Tuesday, June 17, 2008

Is The Worst Yet To Come?

A projection of the expected growth of negative home equity in the US:

That's a national average currently at 10%, expected to rise to over 15% by the second quarter of 2009! (Reaching 25% in the West?)

If these estimates are accurate, the US economy may start feeling a much more significant impact, with more foreclosures and unwillingness of people to sell their homes at a loss. Already, these effects are starting to have an impact on labor mobility in the US.

The Washington Post has more on the housing crisis, covering the boom, the bust, and the aftermath, plus more. Elsewhere, some lessons learned from the housing crisis.

Like I've said many times before, renting has a lot of perks that tend to get overlooked. Until the housing market gets settled down a bit, renting may not be a bad way to go.


thinking said...

It's very true that the housing market is in a mess right now, and one has to be careful if one is thinking of buying a home.

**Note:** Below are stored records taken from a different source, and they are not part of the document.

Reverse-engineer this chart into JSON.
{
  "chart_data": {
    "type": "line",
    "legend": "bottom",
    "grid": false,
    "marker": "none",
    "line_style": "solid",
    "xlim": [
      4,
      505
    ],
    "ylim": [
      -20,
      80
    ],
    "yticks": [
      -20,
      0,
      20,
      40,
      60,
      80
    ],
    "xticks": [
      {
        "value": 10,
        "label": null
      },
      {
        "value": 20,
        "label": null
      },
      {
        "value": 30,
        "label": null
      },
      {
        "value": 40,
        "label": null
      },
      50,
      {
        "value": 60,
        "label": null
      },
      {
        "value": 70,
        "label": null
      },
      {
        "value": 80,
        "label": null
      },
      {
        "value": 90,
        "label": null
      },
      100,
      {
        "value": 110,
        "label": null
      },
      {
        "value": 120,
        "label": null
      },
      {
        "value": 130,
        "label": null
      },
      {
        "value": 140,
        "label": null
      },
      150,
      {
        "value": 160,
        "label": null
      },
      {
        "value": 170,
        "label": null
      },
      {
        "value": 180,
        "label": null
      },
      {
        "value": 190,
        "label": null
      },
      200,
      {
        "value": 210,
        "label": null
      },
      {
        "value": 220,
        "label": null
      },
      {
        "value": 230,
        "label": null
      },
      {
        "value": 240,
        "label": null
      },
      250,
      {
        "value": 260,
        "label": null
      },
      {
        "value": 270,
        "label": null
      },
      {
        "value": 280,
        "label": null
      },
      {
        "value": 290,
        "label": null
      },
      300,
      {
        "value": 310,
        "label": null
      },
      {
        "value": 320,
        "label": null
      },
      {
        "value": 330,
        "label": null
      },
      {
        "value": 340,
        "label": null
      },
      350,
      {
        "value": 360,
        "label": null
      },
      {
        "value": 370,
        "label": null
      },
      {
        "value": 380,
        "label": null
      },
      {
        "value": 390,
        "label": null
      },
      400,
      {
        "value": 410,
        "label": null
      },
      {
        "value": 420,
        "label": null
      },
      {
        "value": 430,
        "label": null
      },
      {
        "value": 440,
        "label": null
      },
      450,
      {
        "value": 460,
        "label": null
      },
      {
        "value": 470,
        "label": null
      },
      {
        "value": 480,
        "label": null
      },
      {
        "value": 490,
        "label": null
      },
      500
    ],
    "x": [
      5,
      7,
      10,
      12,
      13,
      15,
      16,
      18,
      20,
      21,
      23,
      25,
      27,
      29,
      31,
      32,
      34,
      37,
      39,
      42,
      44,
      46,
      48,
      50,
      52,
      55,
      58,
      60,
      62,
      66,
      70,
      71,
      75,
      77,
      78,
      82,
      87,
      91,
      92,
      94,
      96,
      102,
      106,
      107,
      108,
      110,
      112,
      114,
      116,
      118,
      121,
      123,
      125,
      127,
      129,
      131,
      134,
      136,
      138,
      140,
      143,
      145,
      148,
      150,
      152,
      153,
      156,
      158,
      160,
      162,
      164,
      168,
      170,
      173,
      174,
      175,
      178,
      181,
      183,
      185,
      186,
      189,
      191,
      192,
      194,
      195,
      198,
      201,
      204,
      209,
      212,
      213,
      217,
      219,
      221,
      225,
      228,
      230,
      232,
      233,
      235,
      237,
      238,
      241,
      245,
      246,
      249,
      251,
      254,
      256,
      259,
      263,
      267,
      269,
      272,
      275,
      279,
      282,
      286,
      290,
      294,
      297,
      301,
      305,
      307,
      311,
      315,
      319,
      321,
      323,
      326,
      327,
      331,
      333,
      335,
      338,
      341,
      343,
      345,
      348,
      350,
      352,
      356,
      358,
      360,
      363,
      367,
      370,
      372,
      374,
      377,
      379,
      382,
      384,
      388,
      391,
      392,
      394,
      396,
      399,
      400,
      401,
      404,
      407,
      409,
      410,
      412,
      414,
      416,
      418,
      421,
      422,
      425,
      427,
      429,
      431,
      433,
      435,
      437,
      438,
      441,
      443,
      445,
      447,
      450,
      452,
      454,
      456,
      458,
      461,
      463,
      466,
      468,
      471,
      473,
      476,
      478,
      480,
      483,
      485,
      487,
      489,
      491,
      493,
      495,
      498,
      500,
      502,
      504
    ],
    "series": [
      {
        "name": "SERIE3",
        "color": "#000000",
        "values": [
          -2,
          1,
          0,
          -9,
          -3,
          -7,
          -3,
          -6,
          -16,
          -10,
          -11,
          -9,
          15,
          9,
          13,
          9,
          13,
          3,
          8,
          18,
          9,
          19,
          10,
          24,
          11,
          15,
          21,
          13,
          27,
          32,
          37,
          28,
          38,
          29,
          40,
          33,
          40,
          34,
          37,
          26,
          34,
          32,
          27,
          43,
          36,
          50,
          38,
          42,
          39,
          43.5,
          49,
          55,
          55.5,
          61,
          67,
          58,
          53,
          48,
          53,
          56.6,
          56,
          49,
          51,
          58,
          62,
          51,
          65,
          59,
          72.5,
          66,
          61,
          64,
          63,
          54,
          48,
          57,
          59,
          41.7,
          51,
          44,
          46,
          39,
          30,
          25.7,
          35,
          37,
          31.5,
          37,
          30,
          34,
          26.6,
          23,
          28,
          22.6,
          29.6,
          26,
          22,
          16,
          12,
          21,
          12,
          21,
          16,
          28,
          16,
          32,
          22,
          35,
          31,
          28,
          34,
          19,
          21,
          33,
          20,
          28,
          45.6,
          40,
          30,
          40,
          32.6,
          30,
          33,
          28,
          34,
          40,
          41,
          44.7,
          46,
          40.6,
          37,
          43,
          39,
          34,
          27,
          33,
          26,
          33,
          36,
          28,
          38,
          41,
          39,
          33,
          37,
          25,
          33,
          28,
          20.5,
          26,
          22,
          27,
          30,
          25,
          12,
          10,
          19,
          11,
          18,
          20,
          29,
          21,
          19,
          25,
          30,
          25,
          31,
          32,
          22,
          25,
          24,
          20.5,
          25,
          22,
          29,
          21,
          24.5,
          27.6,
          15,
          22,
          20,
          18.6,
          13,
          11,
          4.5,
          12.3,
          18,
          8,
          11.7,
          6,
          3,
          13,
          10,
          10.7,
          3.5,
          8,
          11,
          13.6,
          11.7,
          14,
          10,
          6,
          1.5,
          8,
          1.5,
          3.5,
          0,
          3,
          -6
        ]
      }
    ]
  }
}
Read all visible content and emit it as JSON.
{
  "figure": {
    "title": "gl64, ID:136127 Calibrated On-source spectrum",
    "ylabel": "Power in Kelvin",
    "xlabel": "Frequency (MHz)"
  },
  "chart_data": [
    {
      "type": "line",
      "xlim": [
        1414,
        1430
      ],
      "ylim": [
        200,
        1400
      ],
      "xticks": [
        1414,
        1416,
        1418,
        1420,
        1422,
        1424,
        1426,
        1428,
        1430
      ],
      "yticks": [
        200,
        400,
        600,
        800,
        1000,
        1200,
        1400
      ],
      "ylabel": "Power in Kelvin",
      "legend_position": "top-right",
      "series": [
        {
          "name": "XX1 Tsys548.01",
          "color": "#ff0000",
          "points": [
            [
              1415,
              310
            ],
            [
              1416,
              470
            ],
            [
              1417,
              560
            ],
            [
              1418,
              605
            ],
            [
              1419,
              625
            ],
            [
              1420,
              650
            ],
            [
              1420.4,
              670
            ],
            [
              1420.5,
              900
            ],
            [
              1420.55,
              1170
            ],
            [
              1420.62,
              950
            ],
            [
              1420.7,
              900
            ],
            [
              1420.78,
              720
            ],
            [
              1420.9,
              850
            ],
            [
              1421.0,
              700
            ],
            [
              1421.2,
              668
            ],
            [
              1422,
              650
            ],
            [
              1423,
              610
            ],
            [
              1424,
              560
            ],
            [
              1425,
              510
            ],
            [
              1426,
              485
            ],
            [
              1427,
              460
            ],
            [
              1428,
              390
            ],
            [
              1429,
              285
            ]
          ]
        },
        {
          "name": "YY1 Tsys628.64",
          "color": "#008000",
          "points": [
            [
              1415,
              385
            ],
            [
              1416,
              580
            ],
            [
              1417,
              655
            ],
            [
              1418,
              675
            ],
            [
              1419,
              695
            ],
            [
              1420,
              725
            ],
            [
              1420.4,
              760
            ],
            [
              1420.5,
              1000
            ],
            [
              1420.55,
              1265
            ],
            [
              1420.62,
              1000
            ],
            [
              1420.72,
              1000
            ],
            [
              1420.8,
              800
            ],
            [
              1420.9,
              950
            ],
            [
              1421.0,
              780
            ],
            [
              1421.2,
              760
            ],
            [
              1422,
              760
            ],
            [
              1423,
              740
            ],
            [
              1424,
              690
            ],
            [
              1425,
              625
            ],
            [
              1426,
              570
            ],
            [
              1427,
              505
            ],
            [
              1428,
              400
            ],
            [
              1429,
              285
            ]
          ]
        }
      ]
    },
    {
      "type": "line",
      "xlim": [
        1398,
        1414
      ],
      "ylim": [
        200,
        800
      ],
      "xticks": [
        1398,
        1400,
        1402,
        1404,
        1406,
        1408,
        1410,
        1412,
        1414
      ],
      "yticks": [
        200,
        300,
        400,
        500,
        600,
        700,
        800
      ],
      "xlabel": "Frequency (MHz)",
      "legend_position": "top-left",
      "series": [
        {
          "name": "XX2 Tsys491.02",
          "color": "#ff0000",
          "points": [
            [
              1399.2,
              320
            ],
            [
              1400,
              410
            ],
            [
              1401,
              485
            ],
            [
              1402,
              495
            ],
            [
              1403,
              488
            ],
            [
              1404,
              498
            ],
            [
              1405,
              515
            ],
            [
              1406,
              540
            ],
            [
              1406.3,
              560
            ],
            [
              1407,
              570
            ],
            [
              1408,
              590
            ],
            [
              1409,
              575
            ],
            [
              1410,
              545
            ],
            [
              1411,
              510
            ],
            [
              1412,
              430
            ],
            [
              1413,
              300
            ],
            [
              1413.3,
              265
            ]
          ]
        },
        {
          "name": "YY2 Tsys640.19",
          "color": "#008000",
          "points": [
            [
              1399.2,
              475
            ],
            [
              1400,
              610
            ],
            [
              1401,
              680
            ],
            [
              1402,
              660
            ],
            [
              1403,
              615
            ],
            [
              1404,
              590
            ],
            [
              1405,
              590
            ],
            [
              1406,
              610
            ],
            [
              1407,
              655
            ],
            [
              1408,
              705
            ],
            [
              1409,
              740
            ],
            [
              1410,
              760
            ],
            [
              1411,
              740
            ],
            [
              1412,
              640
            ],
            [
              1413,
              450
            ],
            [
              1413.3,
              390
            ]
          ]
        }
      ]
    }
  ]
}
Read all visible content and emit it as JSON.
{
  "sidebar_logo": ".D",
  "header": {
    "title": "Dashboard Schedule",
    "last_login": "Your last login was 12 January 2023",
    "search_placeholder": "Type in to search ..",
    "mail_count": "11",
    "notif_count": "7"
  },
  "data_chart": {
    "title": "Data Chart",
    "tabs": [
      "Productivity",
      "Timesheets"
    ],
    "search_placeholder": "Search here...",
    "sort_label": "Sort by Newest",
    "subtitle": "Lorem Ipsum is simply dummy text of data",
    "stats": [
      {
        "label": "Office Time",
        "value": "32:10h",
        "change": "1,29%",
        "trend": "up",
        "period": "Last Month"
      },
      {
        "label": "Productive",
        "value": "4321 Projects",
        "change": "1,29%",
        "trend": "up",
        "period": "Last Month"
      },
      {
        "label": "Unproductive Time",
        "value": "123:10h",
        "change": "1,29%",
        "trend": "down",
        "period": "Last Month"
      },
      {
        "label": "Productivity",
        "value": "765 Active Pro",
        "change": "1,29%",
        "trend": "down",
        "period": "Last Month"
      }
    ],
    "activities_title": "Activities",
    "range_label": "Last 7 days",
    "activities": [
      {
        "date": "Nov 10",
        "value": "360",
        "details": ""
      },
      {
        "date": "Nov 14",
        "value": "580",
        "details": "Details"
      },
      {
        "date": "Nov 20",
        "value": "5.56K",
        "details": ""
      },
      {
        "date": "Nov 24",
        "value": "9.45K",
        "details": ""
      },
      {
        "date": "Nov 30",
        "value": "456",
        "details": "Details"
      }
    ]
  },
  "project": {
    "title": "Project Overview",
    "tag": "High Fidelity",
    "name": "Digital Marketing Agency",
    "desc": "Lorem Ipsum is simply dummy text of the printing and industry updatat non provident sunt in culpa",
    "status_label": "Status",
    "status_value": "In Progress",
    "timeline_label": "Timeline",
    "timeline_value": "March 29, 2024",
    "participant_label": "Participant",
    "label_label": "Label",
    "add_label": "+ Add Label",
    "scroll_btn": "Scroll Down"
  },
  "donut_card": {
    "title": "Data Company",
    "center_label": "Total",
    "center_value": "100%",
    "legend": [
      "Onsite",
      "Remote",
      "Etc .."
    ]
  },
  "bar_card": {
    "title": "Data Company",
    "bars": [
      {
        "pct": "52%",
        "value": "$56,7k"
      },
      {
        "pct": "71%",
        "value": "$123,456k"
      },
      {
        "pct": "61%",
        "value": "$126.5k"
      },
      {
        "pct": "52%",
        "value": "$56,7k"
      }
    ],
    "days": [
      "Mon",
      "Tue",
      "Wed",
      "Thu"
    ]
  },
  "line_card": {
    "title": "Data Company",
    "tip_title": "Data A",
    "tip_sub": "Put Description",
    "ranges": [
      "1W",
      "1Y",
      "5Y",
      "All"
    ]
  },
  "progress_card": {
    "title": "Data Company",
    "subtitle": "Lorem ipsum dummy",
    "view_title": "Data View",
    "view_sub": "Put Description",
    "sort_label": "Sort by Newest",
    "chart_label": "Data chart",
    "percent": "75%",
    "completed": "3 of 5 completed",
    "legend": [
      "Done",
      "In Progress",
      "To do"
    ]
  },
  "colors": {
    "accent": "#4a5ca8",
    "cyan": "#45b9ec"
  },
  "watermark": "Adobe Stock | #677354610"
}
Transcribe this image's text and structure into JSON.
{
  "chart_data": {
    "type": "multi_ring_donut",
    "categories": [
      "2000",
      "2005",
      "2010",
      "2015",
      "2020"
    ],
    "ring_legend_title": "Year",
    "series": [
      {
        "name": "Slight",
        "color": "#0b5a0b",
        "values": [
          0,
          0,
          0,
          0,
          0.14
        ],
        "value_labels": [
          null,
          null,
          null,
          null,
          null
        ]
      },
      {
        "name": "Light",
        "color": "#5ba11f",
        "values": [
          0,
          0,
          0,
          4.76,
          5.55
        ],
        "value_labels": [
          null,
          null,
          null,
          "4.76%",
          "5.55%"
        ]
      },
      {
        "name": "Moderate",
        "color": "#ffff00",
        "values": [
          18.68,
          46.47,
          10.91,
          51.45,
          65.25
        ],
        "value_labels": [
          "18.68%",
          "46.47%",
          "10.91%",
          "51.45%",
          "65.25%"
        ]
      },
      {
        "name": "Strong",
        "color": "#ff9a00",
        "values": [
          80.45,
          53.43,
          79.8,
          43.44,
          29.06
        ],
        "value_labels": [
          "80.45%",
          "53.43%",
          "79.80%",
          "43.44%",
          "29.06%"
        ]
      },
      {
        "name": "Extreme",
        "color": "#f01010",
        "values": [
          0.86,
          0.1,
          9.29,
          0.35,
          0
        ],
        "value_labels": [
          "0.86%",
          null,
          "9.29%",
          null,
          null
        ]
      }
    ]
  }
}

However, it is a good time to buy if you have sufficient cash and want a good deal. Now those deals may even get better in the short term, but it's kind of like the stock market: you want to buy low, and we are in a period of time when you can do that. But just as with stocks, it takes a certain amount of psychological courage to buy low, and you have to pick and choose wisely.

The problem with the housing market bust was not so much ownership per se, but over leveraging on the debt side.

Negative equity implies financing., through both mortgages and home equity loans, that approached or in some cases even exceeded 100% of the value of the home. That's crazy.

Add to that the fact that many loans were made at the height of folly to people who really didn't have the credit strength to qualify. Think of the loans with no income verification, now called "liar loans."

Ironically, now is one of the safest times to get a home loan, since most lenders have tightened their standards considerably. If you can qualify, you probably meet pretty high standards.

But in reality, the housing market mess is one created by the credit markets, not the housing market.

Dr. N said...

Yahoo! The housing bust isn't bad news for everyone. Since I'm at least a year away from buying, I'm hoping to see prices drop some more.